建築学会賞を受賞されているが、まさに氏にとっては勲章であったろうと推測する。ご冥福をお祈り申し上げる。
蛇足だが来年の大河ドラマで主人公の明智光秀を演ずる長谷川博己氏は、氏のご長男だという。これは驚きであった。
ご子息も応援せずばなるまいと思ったりしている。
私が古文書に触れた最初は、わが家に残る「先祖附概要」という和綴じ文書である。
眺めつすかしつしてもミミズが張ったような文字を読み解くことはできず、断片的にしか理解できなかった。
しかし、家祖である磯部氏が織田信長の家臣だったという記述や、その後毛利氏に仕えたこと、また浪人して下松に居住していた折忠興公が旅の途中で度々お寄りになり、お休み所を提供したり食事を差し上げたりしたことなどが判明した。

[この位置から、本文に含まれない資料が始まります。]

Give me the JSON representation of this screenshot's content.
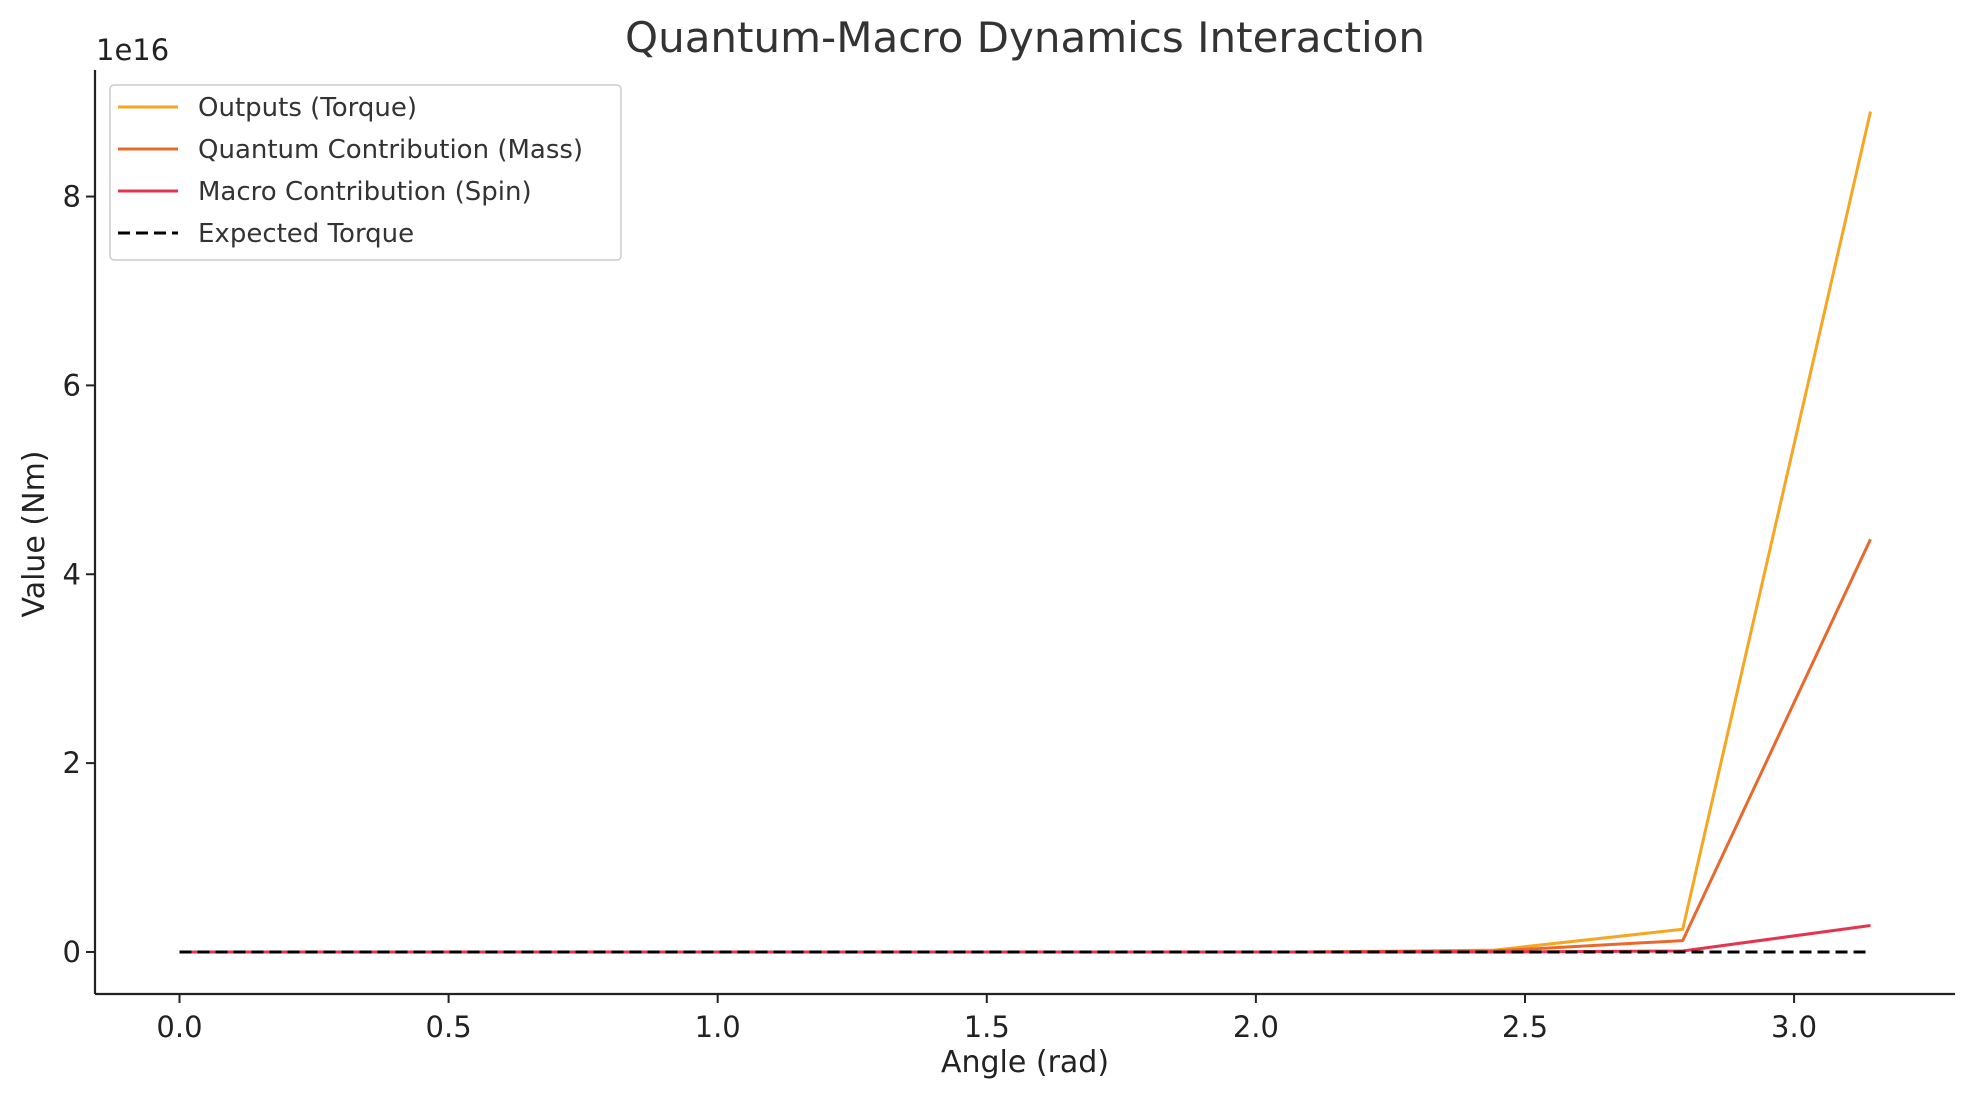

下松居住中での細川家との関りが、磯部長五郎とその弟で我が家の祖である磯部庄左衛門が豊前に召し出されるという結果をもたらした。
長五郎が忠興公に殉死した蓑田又助を介錯したことは、森鴎外の小説にも取り上げられ是も驚かされた。
ドラマでおなじみの水戸光圀公のご家来・助さん(佐々助三郎)の名前を見つけたのも大変な驚きで、助三郎が来国した際二代目太左衛門が道案内を勤めたことを後で知った。

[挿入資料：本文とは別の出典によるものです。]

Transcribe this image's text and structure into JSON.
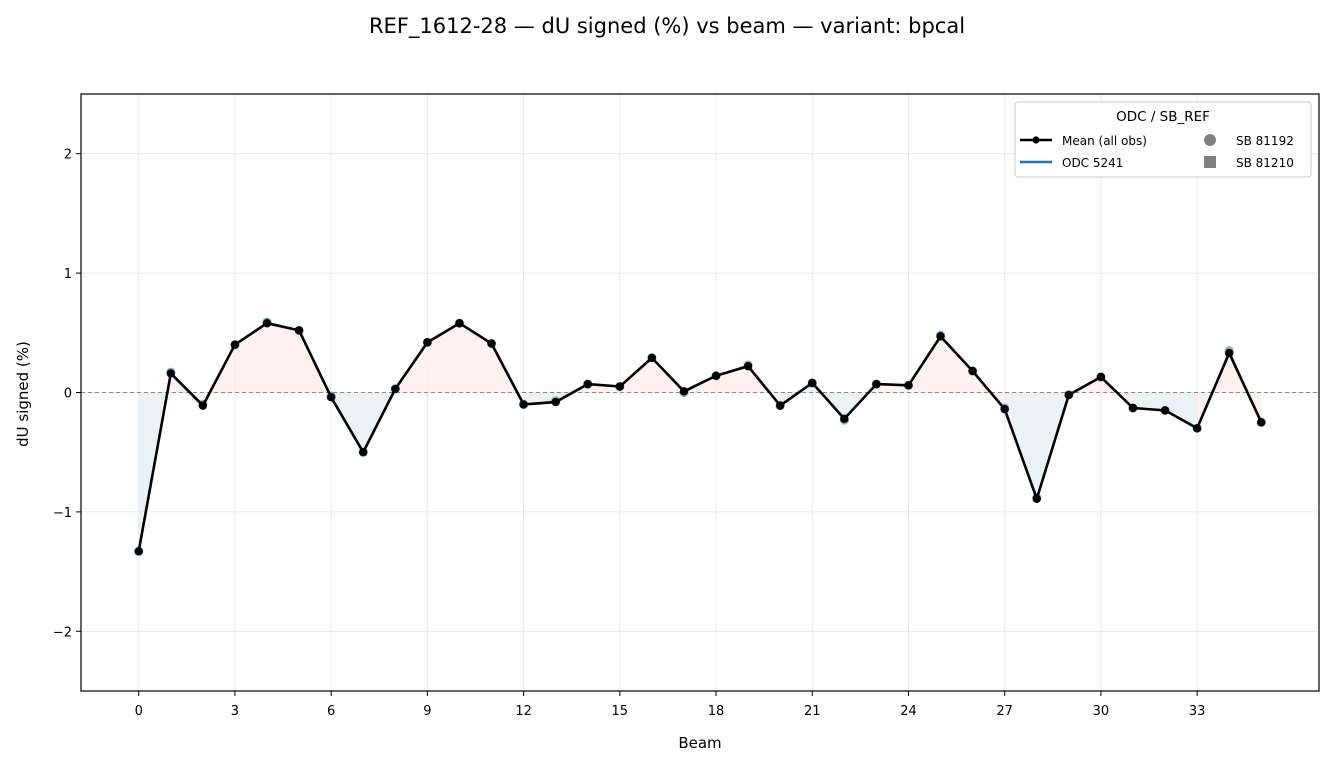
{
  "chart_data": {
    "type": "line",
    "title": "REF_1612-28  —  dU signed (%) vs beam  —  variant: bpcal",
    "xlabel": "Beam",
    "ylabel": "dU signed (%)",
    "xlim": [
      -1.8,
      36.8
    ],
    "ylim": [
      -2.5,
      2.5
    ],
    "xticks": [
      0,
      3,
      6,
      9,
      12,
      15,
      18,
      21,
      24,
      27,
      30,
      33
    ],
    "yticks": [
      -2,
      -1,
      0,
      1,
      2
    ],
    "ytick_labels": [
      "−2",
      "−1",
      "0",
      "1",
      "2"
    ],
    "grid": true,
    "reference_line_y": 0,
    "legend": {
      "title": "ODC / SB_REF",
      "position": "top-right",
      "entries": [
        "Mean (all obs)",
        "ODC 5241",
        "SB 81192",
        "SB 81210"
      ]
    },
    "colors": {
      "mean": "#000000",
      "odc": "#1f77b4",
      "positive_fill": "#fdecea",
      "negative_fill": "#e4eef3",
      "sb_marker": "#808080"
    },
    "x": [
      0,
      1,
      2,
      3,
      4,
      5,
      6,
      7,
      8,
      9,
      10,
      11,
      12,
      13,
      14,
      15,
      16,
      17,
      18,
      19,
      20,
      21,
      22,
      23,
      24,
      25,
      26,
      27,
      28,
      29,
      30,
      31,
      32,
      33,
      34,
      35
    ],
    "series": [
      {
        "name": "Mean (all obs)",
        "values": [
          -1.33,
          0.16,
          -0.11,
          0.4,
          0.58,
          0.52,
          -0.04,
          -0.5,
          0.03,
          0.42,
          0.58,
          0.41,
          -0.1,
          -0.08,
          0.07,
          0.05,
          0.29,
          0.01,
          0.14,
          0.22,
          -0.11,
          0.08,
          -0.22,
          0.07,
          0.06,
          0.47,
          0.18,
          -0.14,
          -0.89,
          -0.02,
          0.13,
          -0.13,
          -0.15,
          -0.3,
          0.33,
          -0.25
        ]
      },
      {
        "name": "ODC 5241",
        "values": [
          -1.33,
          0.17,
          -0.1,
          0.4,
          0.59,
          0.52,
          -0.03,
          -0.5,
          0.03,
          0.42,
          0.58,
          0.41,
          -0.1,
          -0.07,
          0.07,
          0.05,
          0.29,
          0.0,
          0.14,
          0.23,
          -0.11,
          0.08,
          -0.23,
          0.07,
          0.06,
          0.48,
          0.18,
          -0.13,
          -0.88,
          -0.02,
          0.13,
          -0.13,
          -0.15,
          -0.3,
          0.35,
          -0.25
        ]
      }
    ]
  }
}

そんな記述に触れるうちに、何とか古文書を読めるようになりたいと願望するに至った。
その間、熊本大学の松本寿三郎教授の「細川家侍帳」、川口恭子客員教授の「細川家家臣略系譜」が相次いで出版され、これを拝見するに及んで大いに触発された。
独自で一年ほどをかけて「新・細川家侍帳」を作り、又HPを立ち上げるとともにこれをご紹介することにした。もう10数年前の事である。
これが序々に思いもよらぬ反響を得ることになり、現在の私の活動の原動力になっている。

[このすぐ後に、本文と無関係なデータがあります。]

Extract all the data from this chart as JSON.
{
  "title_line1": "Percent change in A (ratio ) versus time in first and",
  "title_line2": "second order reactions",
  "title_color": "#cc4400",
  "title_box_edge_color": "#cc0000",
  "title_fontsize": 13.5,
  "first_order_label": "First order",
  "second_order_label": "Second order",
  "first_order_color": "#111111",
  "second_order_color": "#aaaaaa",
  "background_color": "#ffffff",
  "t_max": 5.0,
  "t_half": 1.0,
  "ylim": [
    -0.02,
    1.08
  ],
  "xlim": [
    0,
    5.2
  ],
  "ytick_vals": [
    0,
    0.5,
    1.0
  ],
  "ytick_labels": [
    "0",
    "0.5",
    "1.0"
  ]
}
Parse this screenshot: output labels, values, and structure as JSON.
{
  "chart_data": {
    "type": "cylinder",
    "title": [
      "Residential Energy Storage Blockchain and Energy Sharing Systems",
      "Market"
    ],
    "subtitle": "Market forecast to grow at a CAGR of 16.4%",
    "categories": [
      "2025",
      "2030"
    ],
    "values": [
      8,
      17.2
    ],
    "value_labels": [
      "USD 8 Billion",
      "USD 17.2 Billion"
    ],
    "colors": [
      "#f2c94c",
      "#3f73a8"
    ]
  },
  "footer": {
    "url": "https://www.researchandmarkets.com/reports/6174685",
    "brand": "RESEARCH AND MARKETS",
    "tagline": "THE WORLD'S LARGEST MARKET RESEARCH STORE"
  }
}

いろんなお宅からご先祖調査のご相談があったり、又先祖附の読み下しの依頼が相次いだ。
有難いことにその後もそれぞれのお宅との交流が続いている。
一方我家の始祖磯部家については相当の努力をし、いろいろ情報を頂戴もしたが、現在に至るも確たる状況には行きつかないでいる。
当家の先祖附の解読については、大叔父が親交のあった川口恭子先生にお願いしてお手を煩わしたらしく、先生筆跡の読み下し文がコピーとして手元にある。
これを手本に私の古文書解読の一歩がスタートした。
古い資料との出会いは不思議な偶然がある。
かってNHKの「ファミリーヒストリー」で歌手の財津和夫氏を取り上げるにあたり、私はNHKから資料の提供の依頼を受けた。
財津家は数代前に養子に入っておられ、NHKではそれ以後の新しい時代を中心に編集され、古い資料は役に立たなかったようだ。
図書館通いを重ねる中で財津家の親族に平川家があることが判り、この史料を調べるうちに、財津家の親族とは全く縁のない別の平川家の存在を知った。
この平川家が当家とルーツを一にすることが判り、その資料を得て当時大いに興奮したことであった。平川家文書
初代の兄・長五郎に「熊」なる女子があったことは先祖附にも記載されていて存在は承知していたが、この熊(のち龍源院)が忠興公の元にあり、八代の塩屋観音の復旧に尽力したりしている。
また熊本に於いて女ながら宗嚴寺を創建しているが、このことは熊本史談会の若い友人N君がもたらしてくれた情報である。宗嚴寺
先祖附からは伺えぬこのような貴重な情報が得られると、このような駄文を書き残そうと思わせてくれる。
先祖附には一定の形式があるようで、各家のものをいくつも読んでいると自然と古文の読み下しは出来るようになった。
全くの独学だが、「くずし字辞典」とにらめっこをしながらも、現在ではいろんな古文書の提供を受けたり、又自らも手に入れたりして楽しんでいる。
その後は家族もあきれる歴史狂いと相成った。